Beim personalen Schreiben ist das Wissen des Erzählers nicht verschwunden, wird aber nicht ganz ernst genommen, vielleicht sogar ständig in Frage gestellt. Als Beispiel die Icherzählerin bei Ingeborg Bachmann, eine hascherlartige Frau, die dennoch in die Handlung eintritt: Wenn der Fahrtwind nicht wäre, würde ich bitterlich weinen, auf dem halben Weg nach Sankt Gilgen, aber der Motor stottert, wird ganz still. Atti wirft den Anker, das ganze Ankergeschirr hinaus, er schreit mir etwas zu, und ich gehorche, das habe ich gelernt, dass man auf einem Boot gehorchen muss. Nur einer darf etwas sagen. Atti kann den Kanister mit dem Reservebenzin nicht finden, und ich denke, was wird wohl aus mir werden, die ganze Nacht auf dem Boot, in dieser Kälte? Es sieht uns ja niemand, wir sind noch weit weg vom Ufer. Aber dann finden wir den Kanister doch, auch den Trichter. Atti steigt vorne aufs Boot, und ich halte die Laterne. Ich bin nicht mehr sicher, ob ich wirklich noch an ein Ufer kommen möchte. Der Motor springt aber an, wir ziehen den Anker ein, fahren schweigend nach Hause, denn Atti weiß auch, dass wir die ganze Nacht auf dem Wasser hätten zubringen müssen. Zu Antoinette sagen wir nichts, wir schmuggeln Grüße ein von drüben, erfundene Grüße, ich habe den Namen der Leute vergessen. Ich vergesse immer mehr. Es fällt mir beim Abendessen auch nicht ein, was ich Erna Zanetti, die mit Antoine in der Premiere war, ausrichten sollte oder wollte. (I.B., Malina, Frankfurt/Main 1983, S. 172)
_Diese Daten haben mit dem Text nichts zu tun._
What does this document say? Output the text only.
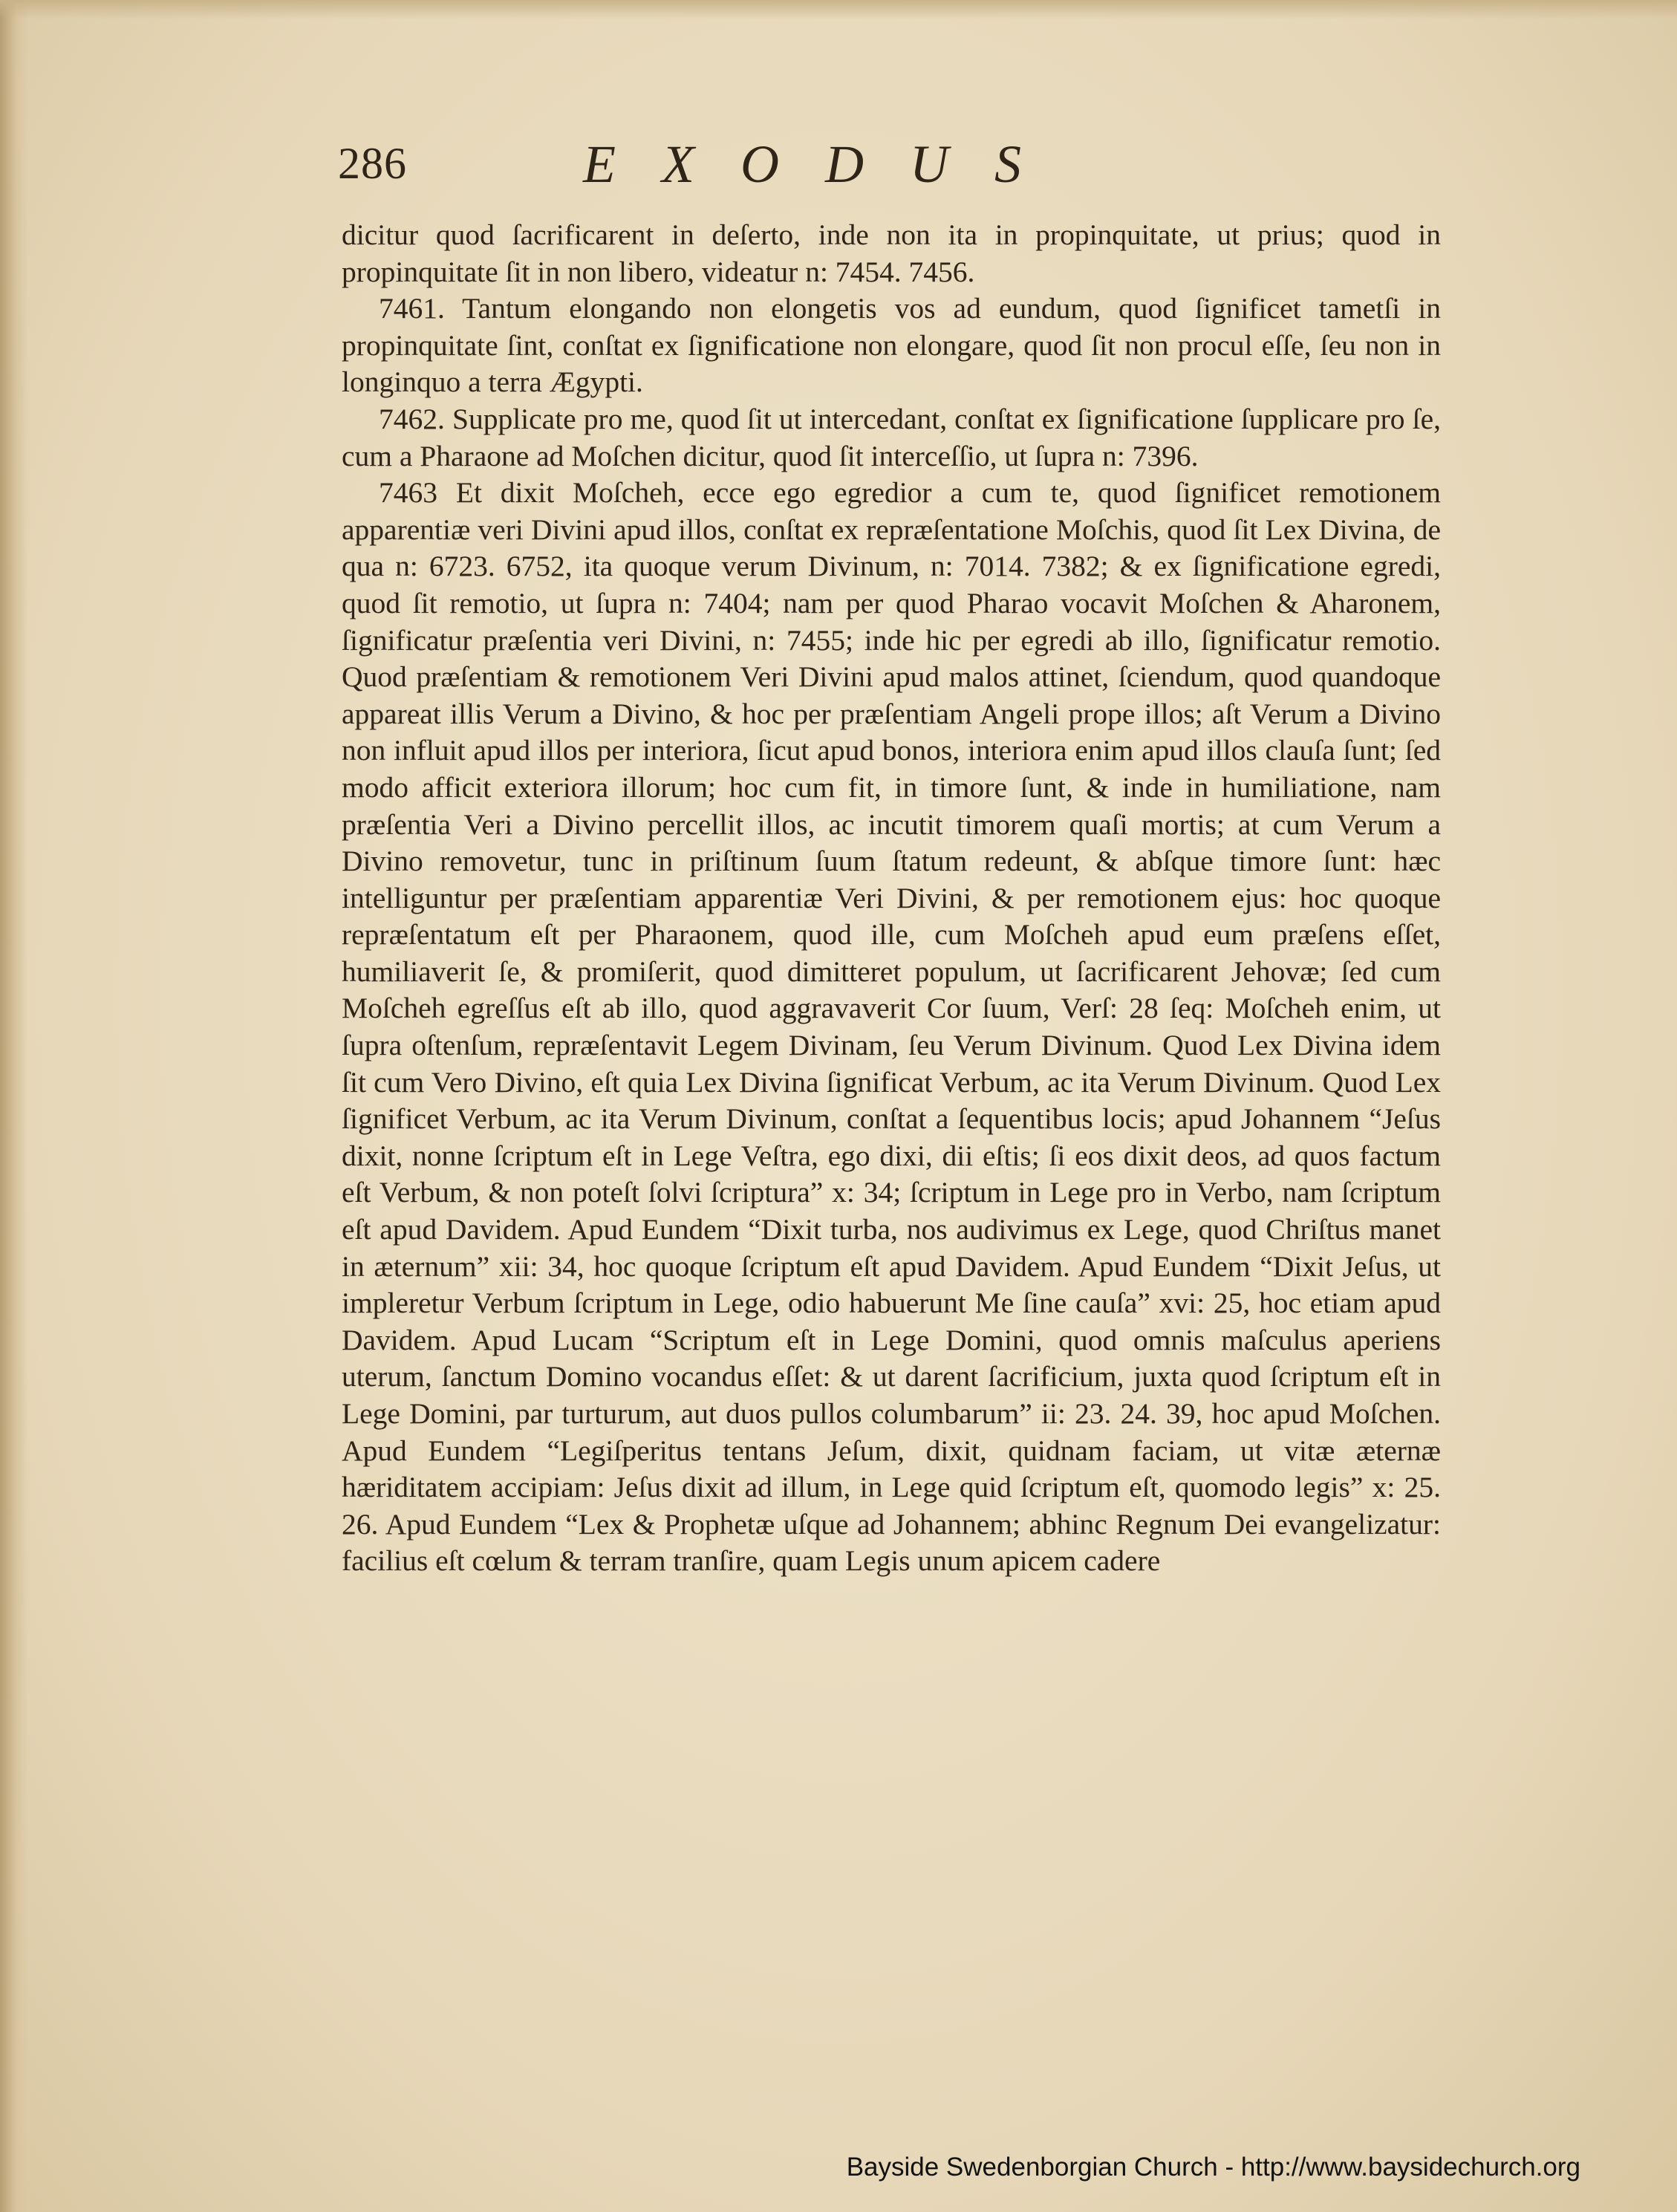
286	EXODUS

dicitur quod ſacrificarent in deſerto, inde non ita in propinquitate, ut prius; quod in propinquitate ſit in non libero, videatur n: 7454. 7456.

7461. Tantum elongando non elongetis vos ad eundum, quod ſignificet tametſi in propinquitate ſint, conſtat ex ſignificatione non elongare, quod ſit non procul eſſe, ſeu non in longinquo a terra Ægypti.

7462. Supplicate pro me, quod ſit ut intercedant, conſtat ex ſignificatione ſupplicare pro ſe, cum a Pharaone ad Moſchen dicitur, quod ſit interceſſio, ut ſupra n: 7396.

7463 Et dixit Moſcheh, ecce ego egredior a cum te, quod ſignificet remotionem apparentiæ veri Divini apud illos, conſtat ex repræſentatione Moſchis, quod ſit Lex Divina, de qua n: 6723. 6752, ita quoque verum Divinum, n: 7014. 7382; & ex ſignificatione egredi, quod ſit remotio, ut ſupra n: 7404; nam per quod Pharao vocavit Moſchen & Aharonem, ſignificatur præſentia veri Divini, n: 7455; inde hic per egredi ab illo, ſignificatur remotio. Quod præſentiam & remotionem Veri Divini apud malos attinet, ſciendum, quod quandoque appareat illis Verum a Divino, & hoc per præſentiam Angeli prope illos; aſt Verum a Divino non influit apud illos per interiora, ſicut apud bonos, interiora enim apud illos clauſa ſunt; ſed modo afficit exteriora illorum; hoc cum fit, in timore ſunt, & inde in humiliatione, nam præſentia Veri a Divino percellit illos, ac incutit timorem quaſi mortis; at cum Verum a Divino removetur, tunc in priſtinum ſuum ſtatum redeunt, & abſque timore ſunt: hæc intelliguntur per præſentiam apparentiæ Veri Divini, & per remotionem ejus: hoc quoque repræſentatum eſt per Pharaonem, quod ille, cum Moſcheh apud eum præſens eſſet, humiliaverit ſe, & promiſerit, quod dimitteret populum, ut ſacrificarent Jehovæ; ſed cum Moſcheh egreſſus eſt ab illo, quod aggravaverit Cor ſuum, Verſ: 28 ſeq: Moſcheh enim, ut ſupra oſtenſum, repræſentavit Legem Divinam, ſeu Verum Divinum. Quod Lex Divina idem ſit cum Vero Divino, eſt quia Lex Divina ſignificat Verbum, ac ita Verum Divinum. Quod Lex ſignificet Verbum, ac ita Verum Divinum, conſtat a ſequentibus locis; apud Johannem “Jeſus dixit, nonne ſcriptum eſt in Lege Veſtra, ego dixi, dii eſtis; ſi eos dixit deos, ad quos factum eſt Verbum, & non poteſt ſolvi ſcriptura” x: 34; ſcriptum in Lege pro in Verbo, nam ſcriptum eſt apud Davidem. Apud Eundem “Dixit turba, nos audivimus ex Lege, quod Chriſtus manet in æternum” xii: 34, hoc quoque ſcriptum eſt apud Davidem. Apud Eundem “Dixit Jeſus, ut impleretur Verbum ſcriptum in Lege, odio habuerunt Me ſine cauſa” xvi: 25, hoc etiam apud Davidem. Apud Lucam “Scriptum eſt in Lege Domini, quod omnis maſculus aperiens uterum, ſanctum Domino vocandus eſſet: & ut darent ſacrificium, juxta quod ſcriptum eſt in Lege Domini, par turturum, aut duos pullos columbarum” ii: 23. 24. 39, hoc apud Moſchen. Apud Eundem “Legiſperitus tentans Jeſum, dixit, quidnam faciam, ut vitæ æternæ hæriditatem accipiam: Jeſus dixit ad illum, in Lege quid ſcriptum eſt, quomodo legis” x: 25. 26. Apud Eundem “Lex & Prophetæ uſque ad Johannem; abhinc Regnum Dei evangelizatur: facilius eſt cœlum & terram tranſire, quam Legis unum apicem cadere

Bayside Swedenborgian Church - http://www.baysidechurch.org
Im Text der Bachmann wird assoziiert und bruchstückhaft erzählt, das ist von Reiz. Es entsteht aber eine Dauerspontaneität, die es dem Text nicht erlaubt, die Aufmerksamkeit des Lesers jemals anzuspannen. Das plappernde Bewusstsein erschöpft sich bald. Und es ist auch nicht die Welt, in der die meisten Menschen leben. Literarische Figuren haben nicht nur die scheinbare Zeitlosigkeit des Innern, sondern auch die Chronologie äußerlicher Handlungen nötig. Zusammenfassend lässt sich sagen: Das personale Schreiben, (das „Malina“ hervorbrachte) stellt die innere Welt auf Dauer und lässt die äußere in Bruchstücken darin auftauchen, aber es liefert – wie das auktoriale Schreiben – nur eine Teilansicht der Welt. Es lässt den handelnden Menschen weg.

Robert Schindel Bild

Robert Schindel hat den auktorialen Spielleiter benutzt (in einem Roman über das Erinnern an den Holocaust) und dabei nicht nur die Auf- und Abtritte seiner Figuren geregelt: er stapelte den Artikel zusammen und eilte zu seinem Chef. Klingler hielt ihm die Hand hin. Geben Sie her, geben Sie her! Er las, schnaufte dabei, lächelte. Nanu, an?, Klingler drehte das letzte Blatt um, sah unter seinen Schreibtisch. Da fehlt doch was. Kürzen Sie in der Mitte bissl und kommen Sie zum Ende. Er gab ihm den Artikel zurück, erhob sich und ging zum Fenster. Und mildern Sie das Ganze etwas. Der Zorn ist ein mäßiger Autor! Schreiben Sie es zu Ende, sagte Apolloner und wollte ihm den Artikel auf den Schreibtisch legen. Seien Sie nicht kindisch, sagte Klingler und drehte sich zu ihm. Glauben Sie, mir schmeckt das? Lassen Sie die Wortspiele draußen und schreiben Sie noch etwas über die österreichische Krankheit. Das haben Sie schön angedeutet, aber eben nur angedeutet. Kommen Sie Roman, kühler Kopf zum heißen Herzen. Kühler Kopf! - Klingler schaute auf seine Armbanduhr. Bis um fünf. Um halb sechs lieferte Apolloner den Artikel ab, fuhr ins Pick Up und stellte sich neben Karl Fraul an die Bar. Ich weiß selbst nicht, warum ich in eine derartige Dauerwut hineingeraten bin. Ich ging im Pick Up zum an der ersten Bar lehnenden Karl Fraul, stellte mich neben ihn, klopfte ihm auf den Oberarm und strebte weiter zur zweiten Bar, an welcher niemand stand. Fraul hatte mir ein heiseres ´Servus Roman´ hingesagt. Nun drehte ich mich um und schaute zu Fraul zurück, der mit dem Rücken zu mir ein neues Bier orderte. (R.S., Der Kalte, Frankfurt/Main 2014, S. 233f.)

Schindel gibt die äußeren Handlungen in dürrer Sprache wieder und beendet sie nur deswegen, um eine Innenwelt einzuschalten. Diese liefert keine eigene Sprache der Figur, sondern bietet nur jene Auktorialität, die sonst überall den Text dominiert. Damit ist der Sinn dieses Wechsels von Auktorial und Personal verfehlt. Der allwissende Erzähler soll nicht der heimliche Herr von personalen Innenwelten sein, sondern besser zusammenfassen, behutsamer urteilen und mehr wissen.